Wells Fargo changed its sector allocation on energy to favorable from unfavorable on April 24. Since then, the XLE energy ETF has fallen 7%.

However, Wren says investors and analysts have been too pessimistic on energy stocks, and expectations need to be recalibrated.

“When oil came off and dropped down into the mid-$40s [a barrel] last fall we thought that analysts reduced their earnings estimates way too much. They really haven’t boosted them back to reflect this close to $60+ level,” said Wren.

At the end of December, analysts surveyed by FactSet estimated full-year 2019 earnings growth on the XLE of 7%. By the beginning of May, full-year earnings estimates had been slashed to forecast a decline of 9%.

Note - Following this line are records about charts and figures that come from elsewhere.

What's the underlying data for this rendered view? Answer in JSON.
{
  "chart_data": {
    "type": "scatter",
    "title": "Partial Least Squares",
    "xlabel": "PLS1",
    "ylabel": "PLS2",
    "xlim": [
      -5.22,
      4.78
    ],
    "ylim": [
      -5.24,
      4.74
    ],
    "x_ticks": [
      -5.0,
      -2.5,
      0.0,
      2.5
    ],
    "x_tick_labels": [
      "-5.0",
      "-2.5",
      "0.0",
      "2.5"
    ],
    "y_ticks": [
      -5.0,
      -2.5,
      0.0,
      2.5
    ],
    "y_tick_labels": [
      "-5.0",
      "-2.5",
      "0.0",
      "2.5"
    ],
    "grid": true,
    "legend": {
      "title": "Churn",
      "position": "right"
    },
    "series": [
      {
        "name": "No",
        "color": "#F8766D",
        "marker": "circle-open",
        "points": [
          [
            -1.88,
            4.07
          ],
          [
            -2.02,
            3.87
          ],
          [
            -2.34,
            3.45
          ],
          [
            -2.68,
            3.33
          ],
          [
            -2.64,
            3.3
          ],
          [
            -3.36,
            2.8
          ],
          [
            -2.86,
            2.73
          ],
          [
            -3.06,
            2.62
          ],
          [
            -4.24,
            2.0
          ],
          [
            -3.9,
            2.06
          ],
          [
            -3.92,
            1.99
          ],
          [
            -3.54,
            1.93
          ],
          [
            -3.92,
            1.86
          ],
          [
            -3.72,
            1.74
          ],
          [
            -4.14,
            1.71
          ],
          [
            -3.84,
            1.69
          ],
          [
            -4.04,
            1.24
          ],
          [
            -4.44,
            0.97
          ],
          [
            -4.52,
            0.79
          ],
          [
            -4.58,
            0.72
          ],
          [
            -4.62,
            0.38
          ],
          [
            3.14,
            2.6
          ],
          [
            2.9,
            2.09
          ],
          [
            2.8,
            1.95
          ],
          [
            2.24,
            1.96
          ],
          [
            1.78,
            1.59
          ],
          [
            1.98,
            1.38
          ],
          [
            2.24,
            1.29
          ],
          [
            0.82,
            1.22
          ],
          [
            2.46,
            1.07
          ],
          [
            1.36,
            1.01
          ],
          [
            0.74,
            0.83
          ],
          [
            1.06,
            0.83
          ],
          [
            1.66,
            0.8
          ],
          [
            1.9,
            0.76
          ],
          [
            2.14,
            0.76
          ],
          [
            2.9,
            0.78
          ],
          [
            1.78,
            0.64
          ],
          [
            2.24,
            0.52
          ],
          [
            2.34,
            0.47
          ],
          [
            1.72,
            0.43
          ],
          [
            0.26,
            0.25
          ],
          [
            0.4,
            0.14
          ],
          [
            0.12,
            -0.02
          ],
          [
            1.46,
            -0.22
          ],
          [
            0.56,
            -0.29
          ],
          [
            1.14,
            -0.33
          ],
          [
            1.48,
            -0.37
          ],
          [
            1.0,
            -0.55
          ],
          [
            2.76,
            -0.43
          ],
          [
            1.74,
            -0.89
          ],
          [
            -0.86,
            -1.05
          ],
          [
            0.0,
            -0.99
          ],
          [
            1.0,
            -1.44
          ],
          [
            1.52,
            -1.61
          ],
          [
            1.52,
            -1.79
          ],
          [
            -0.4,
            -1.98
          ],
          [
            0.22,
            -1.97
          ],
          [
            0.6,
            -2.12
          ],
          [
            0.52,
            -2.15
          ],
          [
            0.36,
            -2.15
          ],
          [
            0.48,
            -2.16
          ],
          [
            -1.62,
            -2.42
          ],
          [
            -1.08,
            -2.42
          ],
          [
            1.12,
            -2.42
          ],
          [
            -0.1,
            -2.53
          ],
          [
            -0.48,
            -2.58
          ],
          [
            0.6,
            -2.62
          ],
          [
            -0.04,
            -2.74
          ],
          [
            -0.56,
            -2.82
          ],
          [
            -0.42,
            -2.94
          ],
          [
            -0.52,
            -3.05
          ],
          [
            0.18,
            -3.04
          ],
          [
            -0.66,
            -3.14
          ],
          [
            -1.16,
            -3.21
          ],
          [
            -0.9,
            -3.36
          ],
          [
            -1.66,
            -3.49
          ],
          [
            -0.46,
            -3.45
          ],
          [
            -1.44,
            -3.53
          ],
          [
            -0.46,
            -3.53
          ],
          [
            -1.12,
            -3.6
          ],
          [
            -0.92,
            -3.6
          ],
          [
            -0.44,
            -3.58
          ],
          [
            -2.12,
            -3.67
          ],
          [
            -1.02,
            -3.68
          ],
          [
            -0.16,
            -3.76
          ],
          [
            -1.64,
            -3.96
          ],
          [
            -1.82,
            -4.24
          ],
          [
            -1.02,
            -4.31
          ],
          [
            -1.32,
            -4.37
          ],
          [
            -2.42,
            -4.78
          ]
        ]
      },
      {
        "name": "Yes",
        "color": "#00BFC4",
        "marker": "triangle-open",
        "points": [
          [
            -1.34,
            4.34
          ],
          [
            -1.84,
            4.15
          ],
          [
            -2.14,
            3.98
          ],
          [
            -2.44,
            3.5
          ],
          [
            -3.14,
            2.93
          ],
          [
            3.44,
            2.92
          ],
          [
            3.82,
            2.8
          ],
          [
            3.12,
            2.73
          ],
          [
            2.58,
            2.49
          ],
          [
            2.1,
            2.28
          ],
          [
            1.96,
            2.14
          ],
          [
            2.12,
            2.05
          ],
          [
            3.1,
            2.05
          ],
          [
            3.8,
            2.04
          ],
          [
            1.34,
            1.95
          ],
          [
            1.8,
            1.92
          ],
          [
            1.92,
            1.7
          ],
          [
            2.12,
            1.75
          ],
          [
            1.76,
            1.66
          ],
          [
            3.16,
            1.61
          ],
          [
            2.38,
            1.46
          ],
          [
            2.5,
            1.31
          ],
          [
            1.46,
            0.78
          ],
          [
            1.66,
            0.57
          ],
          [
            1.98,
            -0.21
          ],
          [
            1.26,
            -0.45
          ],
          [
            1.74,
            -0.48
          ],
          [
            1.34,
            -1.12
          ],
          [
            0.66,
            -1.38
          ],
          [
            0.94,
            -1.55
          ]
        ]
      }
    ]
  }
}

“You could make the argument that this was kind of a catch-the-falling-knife sort of call, but it looked cheap and we wanted to stick our toe in the water. So that’s what we did,” said Wren.

Aside from energy, Wren favors financials, industrials, tech and consumer discretionary. The financials, technology and discretionary sectors have outperformed the market over the past month with a gain of more than 3% compared with the S&P 500’s 2% increase; the industrials have slightly lagged overall gains with a 1% advance.